Knapp 2000 Besucher aus aller Welt werden in dieser Woche zur Hausmesse Holzma-Treff erwartet. Foto: Fritsch

Hörner Maraß hat Krise noch nicht ganz überwunden. Bei Aufträgen und Umsatz kräftiges Plus.

Calw-Holzbronn - So ganz traut Eckhard Hörner-Maraß dem Braten noch nicht. "Jein" antwortet der Geschäftsführer der Holzma Plattenaufteiltechnik GmbH auf die Frage, ob die Krise überwunden ist. Jedenfalls gibt es bei dem in Holzbronn ansässigen Tochterunternehmen der Homag Group, Schopfloch (Kreis Freudenstadt), seit August erstmals seit zwei Jahren keine Kurzarbeit mehr. Auch in den nächsten Monaten sei eine solche Maßnahme nicht notwendig, so Hörner-Maraß.

Die Zahlen des Unternehmens können sich sehen lassen.
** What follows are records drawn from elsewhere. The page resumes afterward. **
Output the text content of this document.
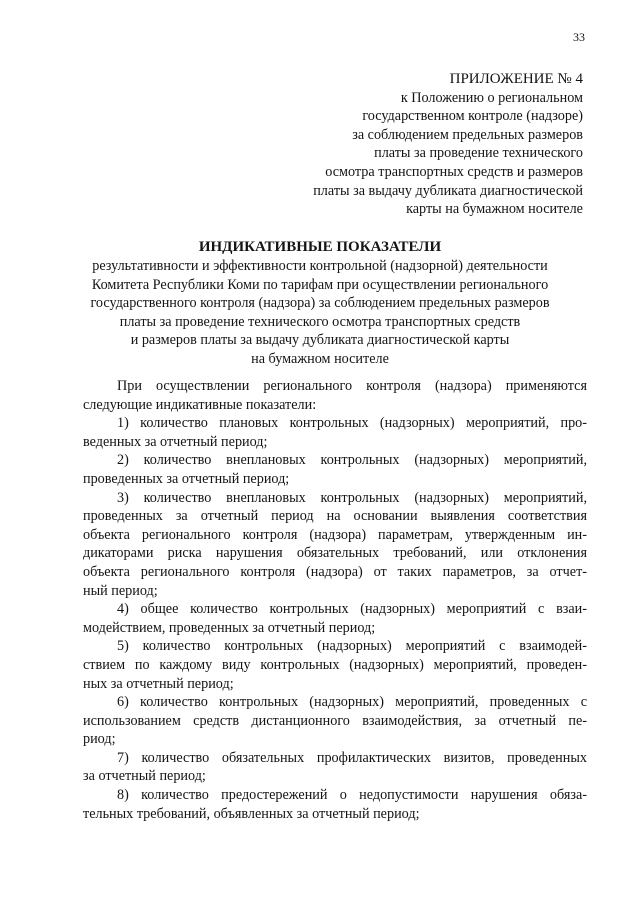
33
ПРИЛОЖЕНИЕ № 4
к Положению о региональном
государственном контроле (надзоре)
за соблюдением предельных размеров
платы за проведение технического
осмотра транспортных средств и размеров
платы за выдачу дубликата диагностической
карты на бумажном носителе
ИНДИКАТИВНЫЕ ПОКАЗАТЕЛИ
результативности и эффективности контрольной (надзорной) деятельности
Комитета Республики Коми по тарифам при осуществлении регионального
государственного контроля (надзора) за соблюдением предельных размеров
платы за проведение технического осмотра транспортных средств
и размеров платы за выдачу дубликата диагностической карты
на бумажном носителе
При осуществлении регионального контроля (надзора) применяются
следующие индикативные показатели:
1) количество плановых контрольных (надзорных) мероприятий, про-
веденных за отчетный период;
2) количество внеплановых контрольных (надзорных) мероприятий,
проведенных за отчетный период;
3) количество внеплановых контрольных (надзорных) мероприятий,
проведенных за отчетный период на основании выявления соответствия
объекта регионального контроля (надзора) параметрам, утвержденным ин-
дикаторами риска нарушения обязательных требований, или отклонения
объекта регионального контроля (надзора) от таких параметров, за отчет-
ный период;
4) общее количество контрольных (надзорных) мероприятий с взаи-
модействием, проведенных за отчетный период;
5) количество контрольных (надзорных) мероприятий с взаимодей-
ствием по каждому виду контрольных (надзорных) мероприятий, проведен-
ных за отчетный период;
6) количество контрольных (надзорных) мероприятий, проведенных с
использованием средств дистанционного взаимодействия, за отчетный пе-
риод;
7) количество обязательных профилактических визитов, проведенных
за отчетный период;
8) количество предостережений о недопустимости нарушения обяза-
тельных требований, объявленных за отчетный период;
Das Ziel, Auftragseingang und Umsatz zweistellig zu steigern, sei deutlich übertroffen worden. 2009 sind ordentliche schwarze Zahlen erreicht worden. Das Ergebnis, so der Holzma-Chef, dürfte sich in diesem Jahr weiter verbessern.

Umsatz von 2007 noch nicht wieder erreicht

Krise? War da was? Nun, beim Umsatz hinkt Holzma wie viele andere Maschinenbauunternehmen noch den Zahlen von 2007 hinterher. Damals hat der Spezialist für Plattenaufteiltechnik einen Umsatz von 96 Millionen Euro erwirtschaftet. Dieser Wert ist noch nicht wieder erreicht. Mit Blick auf die Branche werde 2010 noch ein spannendes Jahr. Für Hörner-Maraß steht fest: "Wer dieses Jahr gut übersteht, hat einen guten Job gemacht". Holzma dürfte dabei sein. Mit dazu beigetragen haben dürfte die für den Maschinenbau ungewöhnlich hohe Eigenkapitalquote. Dadurch sei man, so Hörner-Maraß, weitgehend unabhängig von den Banken gewesen.

Der Holzma-Chef sieht die Krise als "tolle Herausforderung", die das Unternehmen durch "Stabilität, Solidität und Bonität" gemeistert habe, obwohl auch Holzma "Federn lassen musste". So waren im ersten Halbjahr 2009 Umsatz und Bestellungen um 40 Prozent eingebrochen. 2009 wurde die Belegschaft um acht Prozent reduziert, also weit weniger als das Geschäftsvolumen. An einen größeren Personalaufbau denkt Hörner-Maraß derzeit nicht. Die Jahre 2009 und 2010 werden dazu genutzt, um gestärkt aus der Krise hervorzugehen. Das Produktportfolio wurde ausgebaut, in der Entwicklung wurde nicht gespart.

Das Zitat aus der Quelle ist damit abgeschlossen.